Volto a ser pequena, vestida com alguma peça rosa-choque. Ainda não se usava gelatina, glicerina e açúcar, ingredientes que hoje conferem resistência às bolhas de sabão, tornando-as também gigantes. O processo era simples: juntar água e detergente em um vidro, na proporção que a mãe sabia só de olhar, providenciar um canudinho de plástico ou de papel, e pronto, o resto da brincadeira era soprar e soprar.

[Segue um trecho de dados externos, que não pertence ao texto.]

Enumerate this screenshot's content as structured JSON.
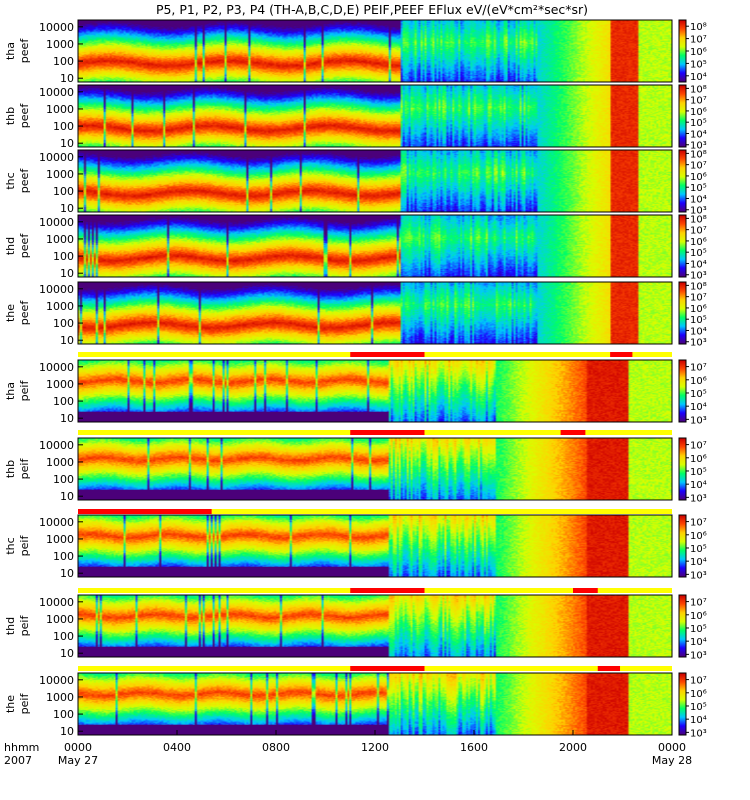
{
  "chart_data": {
    "type": "heatmap",
    "title": "P5, P1, P2, P3, P4 (TH-A,B,C,D,E) PEIF,PEEF EFlux eV/(eV*cm²*sec*sr)",
    "x": {
      "label_rows": [
        "hhmm",
        "2007"
      ],
      "ticks": [
        "0000",
        "0400",
        "0800",
        "1200",
        "1600",
        "2000",
        "0000"
      ],
      "tick_hours": [
        0,
        4,
        8,
        12,
        16,
        20,
        24
      ],
      "date_labels": [
        "May 27",
        "May 28"
      ],
      "range_hours": [
        0,
        24
      ]
    },
    "y": {
      "scale": "log",
      "range": [
        6,
        25000
      ],
      "tick_labels": [
        "10",
        "100",
        "1000",
        "10000"
      ]
    },
    "colorbar": {
      "scale": "log",
      "colors": [
        "#4b007a",
        "#1c00ff",
        "#00c8ff",
        "#00ff64",
        "#d8ff00",
        "#ffd200",
        "#ff4800",
        "#cc0000"
      ]
    },
    "panels": [
      {
        "id": "tha-peef",
        "label": [
          "tha",
          "peef"
        ],
        "cbar_ticks": [
          "10⁴",
          "10⁵",
          "10⁶",
          "10⁷",
          "10⁸"
        ],
        "cbar_range_exp": [
          3.5,
          8.5
        ]
      },
      {
        "id": "thb-peef",
        "label": [
          "thb",
          "peef"
        ],
        "cbar_ticks": [
          "10³",
          "10⁴",
          "10⁵",
          "10⁶",
          "10⁷",
          "10⁸"
        ],
        "cbar_range_exp": [
          2.8,
          8.3
        ]
      },
      {
        "id": "thc-peef",
        "label": [
          "thc",
          "peef"
        ],
        "cbar_ticks": [
          "10³",
          "10⁴",
          "10⁵",
          "10⁶",
          "10⁷",
          "10⁸"
        ],
        "cbar_range_exp": [
          2.8,
          8.3
        ]
      },
      {
        "id": "thd-peef",
        "label": [
          "thd",
          "peef"
        ],
        "cbar_ticks": [
          "10³",
          "10⁴",
          "10⁵",
          "10⁶",
          "10⁷",
          "10⁸"
        ],
        "cbar_range_exp": [
          2.8,
          8.3
        ]
      },
      {
        "id": "the-peef",
        "label": [
          "the",
          "peef"
        ],
        "cbar_ticks": [
          "10³",
          "10⁴",
          "10⁵",
          "10⁶",
          "10⁷",
          "10⁸"
        ],
        "cbar_range_exp": [
          2.8,
          8.3
        ]
      },
      {
        "id": "tha-peif",
        "label": [
          "tha",
          "peif"
        ],
        "cbar_ticks": [
          "10³",
          "10⁴",
          "10⁵",
          "10⁶",
          "10⁷"
        ],
        "cbar_range_exp": [
          2.8,
          7.5
        ]
      },
      {
        "id": "thb-peif",
        "label": [
          "thb",
          "peif"
        ],
        "cbar_ticks": [
          "10³",
          "10⁴",
          "10⁵",
          "10⁶",
          "10⁷"
        ],
        "cbar_range_exp": [
          2.8,
          7.5
        ]
      },
      {
        "id": "thc-peif",
        "label": [
          "thc",
          "peif"
        ],
        "cbar_ticks": [
          "10³",
          "10⁴",
          "10⁵",
          "10⁶",
          "10⁷"
        ],
        "cbar_range_exp": [
          2.8,
          7.5
        ]
      },
      {
        "id": "thd-peif",
        "label": [
          "thd",
          "peif"
        ],
        "cbar_ticks": [
          "10³",
          "10⁴",
          "10⁵",
          "10⁶",
          "10⁷"
        ],
        "cbar_range_exp": [
          2.8,
          7.5
        ]
      },
      {
        "id": "the-peif",
        "label": [
          "the",
          "peif"
        ],
        "cbar_ticks": [
          "10³",
          "10⁴",
          "10⁵",
          "10⁶",
          "10⁷"
        ],
        "cbar_range_exp": [
          2.8,
          7.5
        ]
      }
    ],
    "mode_bars": [
      {
        "above_panel": "tha-peif",
        "red_intervals_hours": [
          [
            11.0,
            14.0
          ],
          [
            21.5,
            22.4
          ]
        ]
      },
      {
        "above_panel": "thb-peif",
        "red_intervals_hours": [
          [
            11.0,
            14.0
          ],
          [
            19.5,
            20.5
          ]
        ]
      },
      {
        "above_panel": "thc-peif",
        "red_intervals_hours": [
          [
            0.0,
            5.4
          ]
        ]
      },
      {
        "above_panel": "thd-peif",
        "red_intervals_hours": [
          [
            11.0,
            14.0
          ],
          [
            20.0,
            21.0
          ]
        ]
      },
      {
        "above_panel": "the-peif",
        "red_intervals_hours": [
          [
            11.0,
            14.0
          ],
          [
            21.0,
            21.9
          ]
        ]
      }
    ],
    "mode_bar_colors": {
      "base": "#ffff00",
      "burst": "#ff0000"
    }
  }
}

O esforço até conseguir criar uma bolha, ou uma carreira delas, envolvia irritação e desapontamento. Por mais que alguma tia pacienciosa demonstrasse como fazer, exemplificando com assopros perfeitos, a atividade exigia o aprendizado que passava, necessariamente, pela experiência de conhecer, testar e dominar minha própria força. Assopros muito intensos resultavam em jatos que serviam apenas para deixar o chão escorregadio e perigoso; se muito acanhados, levavam a água ensaboada de volta para a boca, impulsionada pelo ângulo oblíquo e equivocado do canudo.
Depois de incontáveis vezes fracassando, ver pelo ar minhas próprias bolhas transparentes provocava mais do que felicidade. Ser capaz de criar aquelas estruturas delicadas, com seus arco-íris individuais, carregava algo de mágico. Talvez a mesma magia que sinto hoje, quando acerto as palavras para acalentar um coração dilacerado, resgatar a esperança ou mudar alguma perspectiva de vida.
As palavras estão para a humanidade assim como os sopros para as bolhas de sabão. E, em ambas situações, é preciso empenho para encontrar a modulação necessária.